This project involves a comprehensive analysis of a dataset containing tweets, aiming to identify the top 20 hashtags prevalent within the collection. The data is hosted on an AWS S3 bucket, demonstrating the project's integration with cloud storage solutions.
To handle the dataset efficiently, we leveraged Apache Spark, a powerful big data processing framework. Spark's robust capabilities enable it to process large datasets with high speed and efficiency.
The core of our analysis is the hashtag_code.py script, which contains custom-written parallel processing logic. This script employs a map-reduce approach, a standard in big data processing, to aggregate and analyze hashtag occurrences across the dataset efficiently.

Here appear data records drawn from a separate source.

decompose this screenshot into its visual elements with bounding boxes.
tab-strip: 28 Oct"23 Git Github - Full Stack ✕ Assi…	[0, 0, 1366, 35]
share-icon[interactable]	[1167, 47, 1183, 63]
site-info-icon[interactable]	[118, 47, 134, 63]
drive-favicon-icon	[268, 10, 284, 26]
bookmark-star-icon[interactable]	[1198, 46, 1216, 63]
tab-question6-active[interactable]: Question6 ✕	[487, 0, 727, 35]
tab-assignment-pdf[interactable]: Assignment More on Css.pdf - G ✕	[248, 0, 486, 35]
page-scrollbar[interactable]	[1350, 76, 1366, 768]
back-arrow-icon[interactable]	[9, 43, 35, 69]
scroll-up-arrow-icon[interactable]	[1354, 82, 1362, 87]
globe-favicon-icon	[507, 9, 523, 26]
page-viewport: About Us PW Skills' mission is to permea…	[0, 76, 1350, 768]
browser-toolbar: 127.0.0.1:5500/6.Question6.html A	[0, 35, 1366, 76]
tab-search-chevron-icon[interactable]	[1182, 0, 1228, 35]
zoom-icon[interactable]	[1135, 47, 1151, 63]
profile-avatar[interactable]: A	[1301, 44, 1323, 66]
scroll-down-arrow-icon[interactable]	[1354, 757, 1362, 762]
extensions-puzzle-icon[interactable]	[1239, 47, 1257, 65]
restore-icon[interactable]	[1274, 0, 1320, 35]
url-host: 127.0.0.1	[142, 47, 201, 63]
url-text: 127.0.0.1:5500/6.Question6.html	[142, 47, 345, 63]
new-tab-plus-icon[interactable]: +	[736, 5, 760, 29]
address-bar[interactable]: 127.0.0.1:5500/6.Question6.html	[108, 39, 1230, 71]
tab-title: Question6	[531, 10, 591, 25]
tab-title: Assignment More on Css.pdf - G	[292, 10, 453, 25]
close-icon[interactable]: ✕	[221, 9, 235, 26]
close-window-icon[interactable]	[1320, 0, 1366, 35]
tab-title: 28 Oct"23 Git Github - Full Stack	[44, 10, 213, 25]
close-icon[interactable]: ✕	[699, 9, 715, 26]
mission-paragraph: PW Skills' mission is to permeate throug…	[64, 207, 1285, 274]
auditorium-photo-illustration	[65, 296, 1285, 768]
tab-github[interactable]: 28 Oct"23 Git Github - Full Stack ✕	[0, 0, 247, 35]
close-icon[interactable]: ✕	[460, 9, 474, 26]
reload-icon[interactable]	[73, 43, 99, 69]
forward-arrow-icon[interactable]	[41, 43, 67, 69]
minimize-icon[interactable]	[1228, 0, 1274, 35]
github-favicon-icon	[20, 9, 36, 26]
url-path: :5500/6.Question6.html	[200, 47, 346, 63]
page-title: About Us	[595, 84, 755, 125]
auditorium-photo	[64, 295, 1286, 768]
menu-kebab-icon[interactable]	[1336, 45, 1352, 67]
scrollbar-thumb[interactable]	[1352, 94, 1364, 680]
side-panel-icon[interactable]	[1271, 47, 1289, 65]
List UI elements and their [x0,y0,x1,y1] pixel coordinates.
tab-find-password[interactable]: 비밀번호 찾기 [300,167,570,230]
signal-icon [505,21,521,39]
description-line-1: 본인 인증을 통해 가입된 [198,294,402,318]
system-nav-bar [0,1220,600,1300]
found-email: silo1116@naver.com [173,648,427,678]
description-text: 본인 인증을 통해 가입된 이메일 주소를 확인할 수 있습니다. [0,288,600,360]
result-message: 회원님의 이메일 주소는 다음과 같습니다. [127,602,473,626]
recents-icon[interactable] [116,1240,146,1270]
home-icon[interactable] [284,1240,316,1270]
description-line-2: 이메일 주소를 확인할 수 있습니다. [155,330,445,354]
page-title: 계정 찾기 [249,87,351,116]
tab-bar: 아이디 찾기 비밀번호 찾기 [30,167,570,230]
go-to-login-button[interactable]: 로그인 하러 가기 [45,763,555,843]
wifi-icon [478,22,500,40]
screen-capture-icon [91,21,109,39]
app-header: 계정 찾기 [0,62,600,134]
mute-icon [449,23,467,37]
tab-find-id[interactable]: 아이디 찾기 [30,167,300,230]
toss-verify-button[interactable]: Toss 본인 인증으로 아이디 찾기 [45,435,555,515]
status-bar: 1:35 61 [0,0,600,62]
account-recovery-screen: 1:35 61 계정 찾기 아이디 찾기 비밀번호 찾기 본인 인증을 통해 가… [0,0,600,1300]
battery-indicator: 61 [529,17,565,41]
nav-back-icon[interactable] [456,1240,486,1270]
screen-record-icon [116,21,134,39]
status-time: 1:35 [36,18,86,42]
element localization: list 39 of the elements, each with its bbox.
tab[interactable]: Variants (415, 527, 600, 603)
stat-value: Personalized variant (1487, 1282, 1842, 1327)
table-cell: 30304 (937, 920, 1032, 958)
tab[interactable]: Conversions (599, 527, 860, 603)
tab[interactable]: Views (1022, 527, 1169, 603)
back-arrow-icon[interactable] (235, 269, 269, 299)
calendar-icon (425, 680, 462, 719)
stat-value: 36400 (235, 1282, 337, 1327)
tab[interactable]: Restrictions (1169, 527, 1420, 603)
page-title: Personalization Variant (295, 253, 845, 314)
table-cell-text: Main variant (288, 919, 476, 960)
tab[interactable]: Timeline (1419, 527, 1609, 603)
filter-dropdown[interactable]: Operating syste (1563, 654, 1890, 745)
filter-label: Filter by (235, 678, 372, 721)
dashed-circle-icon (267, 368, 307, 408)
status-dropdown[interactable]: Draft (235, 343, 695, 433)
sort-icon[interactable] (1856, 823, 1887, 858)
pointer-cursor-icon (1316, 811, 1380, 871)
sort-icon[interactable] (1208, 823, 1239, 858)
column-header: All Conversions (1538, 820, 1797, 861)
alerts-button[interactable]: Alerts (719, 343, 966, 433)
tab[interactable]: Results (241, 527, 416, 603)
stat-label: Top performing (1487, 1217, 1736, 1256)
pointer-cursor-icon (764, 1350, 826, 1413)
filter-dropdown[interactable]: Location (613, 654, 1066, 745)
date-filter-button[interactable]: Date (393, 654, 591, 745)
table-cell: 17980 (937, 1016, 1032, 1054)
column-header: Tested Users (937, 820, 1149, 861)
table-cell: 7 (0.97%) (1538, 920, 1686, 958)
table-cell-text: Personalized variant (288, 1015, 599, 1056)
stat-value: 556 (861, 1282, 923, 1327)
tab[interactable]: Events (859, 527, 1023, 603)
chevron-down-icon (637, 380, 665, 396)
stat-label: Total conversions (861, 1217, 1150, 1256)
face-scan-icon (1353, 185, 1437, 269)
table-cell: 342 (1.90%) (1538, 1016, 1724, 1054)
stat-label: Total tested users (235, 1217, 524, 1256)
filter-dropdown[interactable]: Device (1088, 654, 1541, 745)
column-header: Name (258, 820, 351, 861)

To scale up the data processing, we utilized Amazon Elastic MapReduce (EMR), a cloud-based big data platform that simplifies running big data frameworks, such as Apache Spark, on AWS. By deploying our processing tool on Amazon EMR, we benefitted from its distributed data processing capabilities.
Upon completion of the data processing, the output - which includes the top 20 hashtags - is automatically stored in a specified folder within the same Amazon S3 bucket. This setup ensures that the results are easily accessible and securely stored.
Through this project, we showcased the integration of several advanced technologies to analyze big data efficiently. The combination of Python for data processing, Apache Spark for handling large datasets, Amazon EMR for scalable computing, and Amazon S3 for data storage and retrieval demonstrates a robust big data solution.